Survey results analyzing the language in more than 5 million tweets from the 100 most populous cities in the U.S. ranked Fresno at No. 25 in the nation and No. 9 in California, according to London-based Babylon Health.
About 11.24 percent of tweets based out of Fresno contain language indicative of moderate to high stress levels, according to the study, which took random samples of tweets from July 2015.
TensiStrength found six of the Top 10 stressed-out cities are in California: San Bernardino (No. 2), Chula Vista (No. 5), Bakersfield (No. 6), Stockton (No. 8), Santa Ana (No. 9) and Riverside (No. 10), ranging between 11.86 and 12.87 percent stressed.
Sacramento (11.03 percent) was a few ticks above Los Angeles (10.92 percent) and San Jose (10.99 percent), and virtually tied with Oakland (11.04 percent).
The study does not delve into what specifically makes each city so stressful. Additionally, by its methodology, only the stress of active Twitter posters is observed.
Despite rising rent, considerable traffic and reports that folks are leaving the Bay Area for places like Sacramento, San Francisco ranked in the bottom 10 for stress levels (8.67 percent).

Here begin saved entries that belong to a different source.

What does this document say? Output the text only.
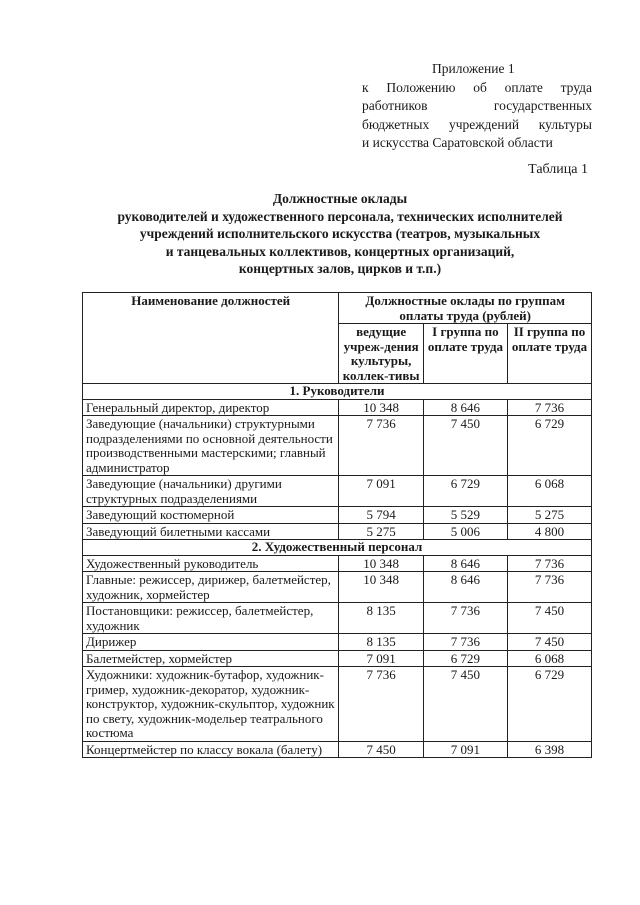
Приложение 1
к Положению об оплате труда
работников государственных
бюджетных учреждений культуры
и искусства Саратовской области
Таблица 1
Должностные оклады
руководителей и художественного персонала, технических исполнителей
учреждений исполнительского искусства (театров, музыкальных
и танцевальных коллективов, концертных организаций,
концертных залов, цирков и т.п.)
Наименование должностей	Должностные оклады по группам оплаты труда (рублей)		
	ведущие учреж-дения культуры, коллек-тивы	I группа по оплате труда	II группа по оплате труда
1. Руководители			
Генеральный директор, директор	10 348	8 646	7 736
Заведующие (начальники) структурными подразделениями по основной деятельности производственными мастерскими; главный администратор	7 736	7 450	6 729
Заведующие (начальники) другими структурных подразделениями	7 091	6 729	6 068
Заведующий костюмерной	5 794	5 529	5 275
Заведующий билетными кассами	5 275	5 006	4 800
2. Художественный персонал			
Художественный руководитель	10 348	8 646	7 736
Главные: режиссер, дирижер, балетмейстер, художник, хормейстер	10 348	8 646	7 736
Постановщики: режиссер, балетмейстер, художник	8 135	7 736	7 450
Дирижер	8 135	7 736	7 450
Балетмейстер, хормейстер	7 091	6 729	6 068
Художники: художник-бутафор, художник-гример, художник-декоратор, художник-конструктор, художник-скульптор, художник по свету, художник-модельер театрального костюма	7 736	7 450	6 729
Концертмейстер по классу вокала (балету)	7 450	7 091	6 398
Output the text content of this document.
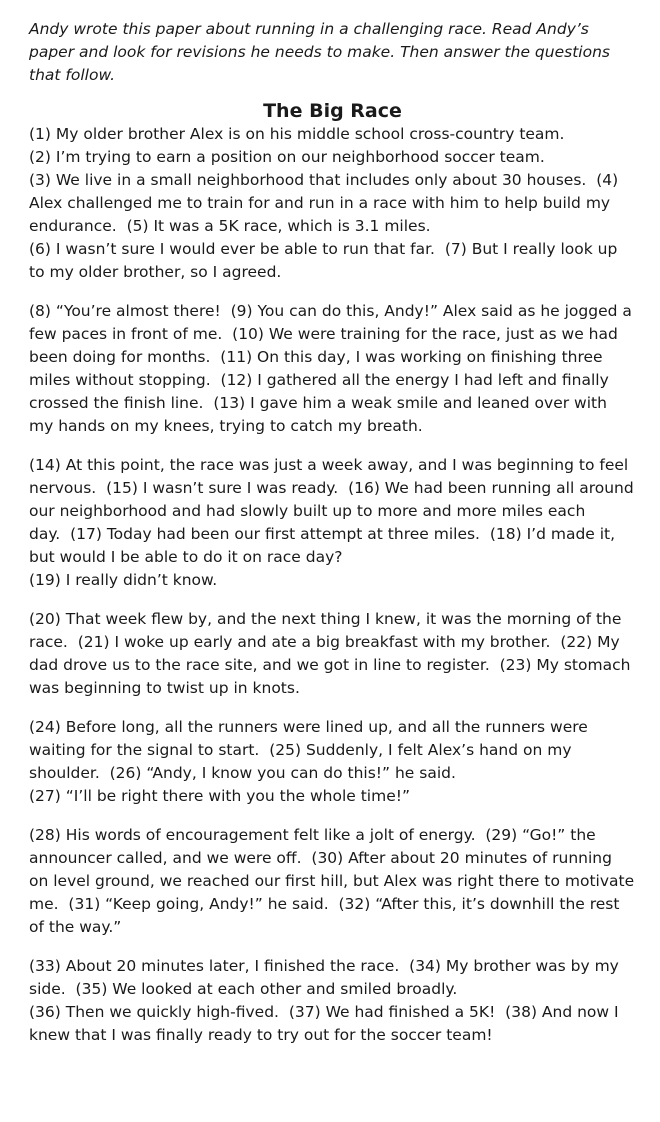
Andy wrote this paper about running in a challenging race. Read Andy’s paper and look for revisions he needs to make. Then answer the questions that follow.

The Big Race

(1) My older brother Alex is on his middle school cross-country team.
(2) I’m trying to earn a position on our neighborhood soccer team.
(3) We live in a small neighborhood that includes only about 30 houses. (4) Alex challenged me to train for and run in a race with him to help build my endurance. (5) It was a 5K race, which is 3.1 miles.
(6) I wasn’t sure I would ever be able to run that far. (7) But I really look up to my older brother, so I agreed.

(8) “You’re almost there! (9) You can do this, Andy!” Alex said as he jogged a few paces in front of me. (10) We were training for the race, just as we had been doing for months. (11) On this day, I was working on finishing three miles without stopping. (12) I gathered all the energy I had left and finally crossed the finish line. (13) I gave him a weak smile and leaned over with my hands on my knees, trying to catch my breath.

(14) At this point, the race was just a week away, and I was beginning to feel nervous. (15) I wasn’t sure I was ready. (16) We had been running all around our neighborhood and had slowly built up to more and more miles each day. (17) Today had been our first attempt at three miles. (18) I’d made it, but would I be able to do it on race day?
(19) I really didn’t know.

(20) That week flew by, and the next thing I knew, it was the morning of the race. (21) I woke up early and ate a big breakfast with my brother. (22) My dad drove us to the race site, and we got in line to register. (23) My stomach was beginning to twist up in knots.

(24) Before long, all the runners were lined up, and all the runners were waiting for the signal to start. (25) Suddenly, I felt Alex’s hand on my shoulder. (26) “Andy, I know you can do this!” he said.
(27) “I’ll be right there with you the whole time!”

(28) His words of encouragement felt like a jolt of energy. (29) “Go!” the announcer called, and we were off. (30) After about 20 minutes of running on level ground, we reached our first hill, but Alex was right there to motivate me. (31) “Keep going, Andy!” he said. (32) “After this, it’s downhill the rest of the way.”

(33) About 20 minutes later, I finished the race. (34) My brother was by my side. (35) We looked at each other and smiled broadly.
(36) Then we quickly high-fived. (37) We had finished a 5K! (38) And now I knew that I was finally ready to try out for the soccer team!
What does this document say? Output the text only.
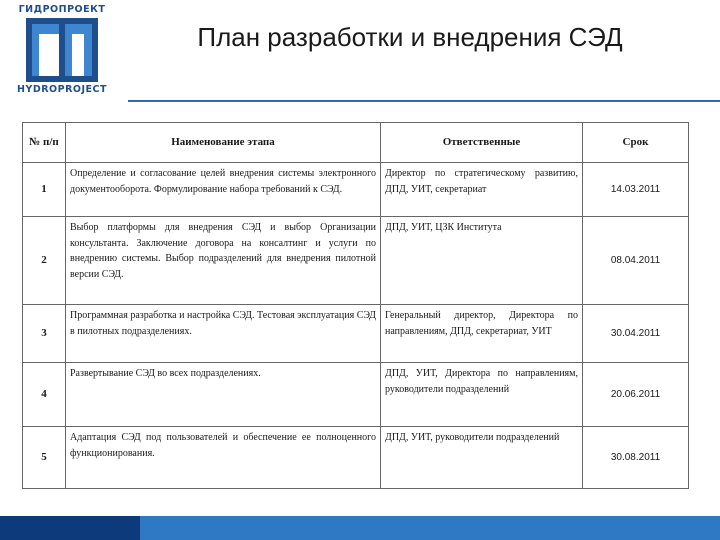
ГИДРОПРОЕКТ
HYDROPROJECT
План разработки и внедрения СЭД
№ п/п	Наименование этапа	Ответственные	Срок
1	Определение и согласование целей внедрения системы электронного документооборота. Формулирование набора требований к СЭД.	Директор по стратегическому развитию, ДПД, УИТ, секретариат	14.03.2011
2	Выбор платформы для внедрения СЭД и выбор Организации консультанта. Заключение договора на консалтинг и услуги по внедрению системы. Выбор подразделений для внедрения пилотной версии СЭД.	ДПД, УИТ, ЦЗК Института	08.04.2011
3	Программная разработка и настройка СЭД. Тестовая эксплуатация СЭД в пилотных подразделениях.	Генеральный директор, Директора по направлениям, ДПД, секретариат, УИТ	30.04.2011
4	Развертывание СЭД во всех подразделениях.	ДПД, УИТ, Директора по направлениям, руководители подразделений	20.06.2011
5	Адаптация СЭД под пользователей и обеспечение ее полноценного функционирования.	ДПД, УИТ, руководители подразделений	30.08.2011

Babylon Health’s study methodology explains how TensiStrength measures stress and its correlation to language. One major source of short-term stress for most people is travel, including daily commute periods, as well as any associated delays.
What causes long-term stress? Babylon Health refers to recent nationwide surveys by the American Psychology Association, which in 2017 found that 63 percent of Americans were anxious about “the future of the nation” and 43 percent responded that they were stressed about health care.
Last year’s APA study said about 75 percent of Generation Z respondents said mass shootings are a significant source of stress, and that more than half of Gen Z students said they were worried about the possibility of a shooting at their own school.